Opponents of Illinois’ two-party consent law says it’s too broad, allowing for abuses of authority.
Hand holding a cell phone, MGN photo

KANKAKEE, Illinois (Illinois News Network) – A 13-year-old boy’s felony charge for recording his middle school principal begs the question: When is it OK to record someone without breaking Illinois state law?

Paul Boron recorded his principal and another school official when they talked to him about missing detention. When the school leaders learned Boron was recording, they reported it. The Kankakee County State’s Attorney charged Boron with a Class 4 felony in April. The same as aggravated DUI and first-time weapon offenses.

What Boron did is legal in most other states. Illinois is what’s known as a two-party consent state, meaning that recording someone without permission in even a semi-private area is a Class 4 felony. The key term in the law is a “reasonable expectation of privacy.” Recording a phone call, for instance, would likely be a felony.

“The principal of two-party consent is something that Illinois has that provides people with a greater degree of privacy than in many other states,” ACLU Illinois staff attorney Ben Ruddell.

In Boron’s case, Ruddell said everyone involved went too far.
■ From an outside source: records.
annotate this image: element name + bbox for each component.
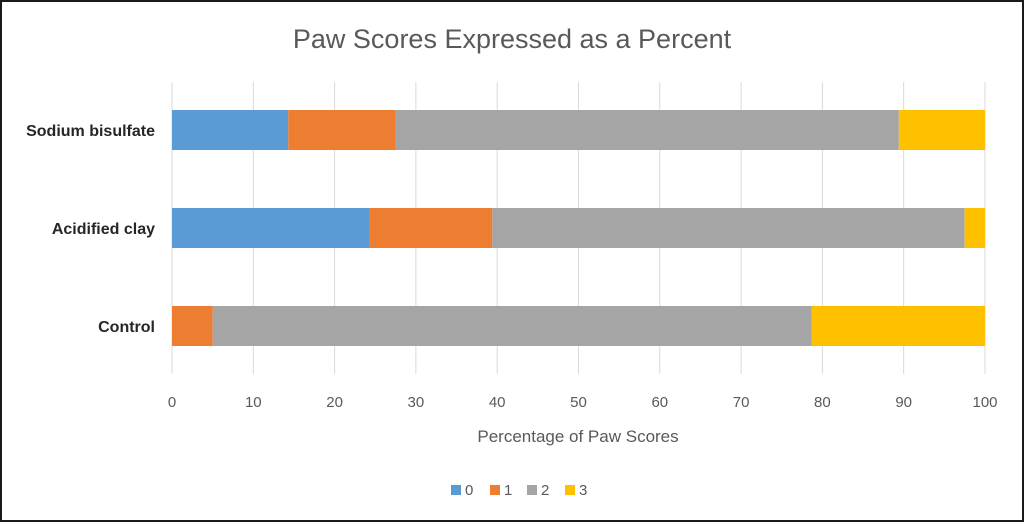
bar-segment-score-2: [212, 306, 812, 346]
bar-segment-score-1: [172, 306, 213, 346]
x-tick-label: 30: [408, 394, 425, 411]
bar-segment-score-0: [172, 208, 370, 248]
bar-segment-score-0: [172, 110, 289, 150]
x-tick-label: 70: [733, 394, 750, 411]
legend-label: 0: [465, 482, 473, 499]
x-axis-label: Percentage of Paw Scores: [477, 427, 678, 446]
chart-title: Paw Scores Expressed as a Percent: [293, 24, 732, 54]
legend: 0 1 2 3: [451, 482, 587, 499]
x-tick-label: 40: [489, 394, 506, 411]
x-tick-labels: 0 10 20 30 40 50 60 70 80 90 100: [168, 394, 998, 411]
legend-label: 3: [579, 482, 587, 499]
x-tick-label: 90: [895, 394, 912, 411]
x-tick-label: 60: [651, 394, 668, 411]
bar-segment-score-1: [369, 208, 493, 248]
bar-segment-score-2: [492, 208, 965, 248]
bar-segment-score-3: [811, 306, 985, 346]
x-tick-label: 10: [245, 394, 262, 411]
legend-label: 2: [541, 482, 549, 499]
legend-swatch-1: [490, 485, 500, 495]
bar-segment-score-1: [288, 110, 396, 150]
category-label: Control: [98, 319, 155, 336]
x-tick-label: 20: [326, 394, 343, 411]
legend-swatch-3: [565, 485, 575, 495]
bar-segment-score-3: [898, 110, 985, 150]
legend-label: 1: [504, 482, 512, 499]
category-labels: Sodium bisulfate Acidified clay Control: [26, 123, 155, 336]
bar-segment-score-3: [964, 208, 985, 248]
x-tick-label: 50: [570, 394, 587, 411]
category-label: Sodium bisulfate: [26, 123, 155, 140]
x-tick-label: 0: [168, 394, 176, 411]
legend-swatch-0: [451, 485, 461, 495]
category-label: Acidified clay: [52, 221, 155, 238]
x-tick-label: 100: [972, 394, 997, 411]
bar-segment-score-2: [395, 110, 899, 150]
x-tick-label: 80: [814, 394, 831, 411]
legend-swatch-2: [527, 485, 537, 495]
bars: [172, 110, 985, 346]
“It was entirely inappropriate for this situation to be dealt with in this manner,” he said. “To criminalize this young man and make a felon out of him is something we can unequivocally say is the wrong thing to do.”

Opponents of Illinois’ two-party consent law says it’s too broad, allowing for abuses of authority in the same manner as the Manteno school officials did against Boron. Many cases of this law being charged is when a private citizen records public officials, even law enforcement.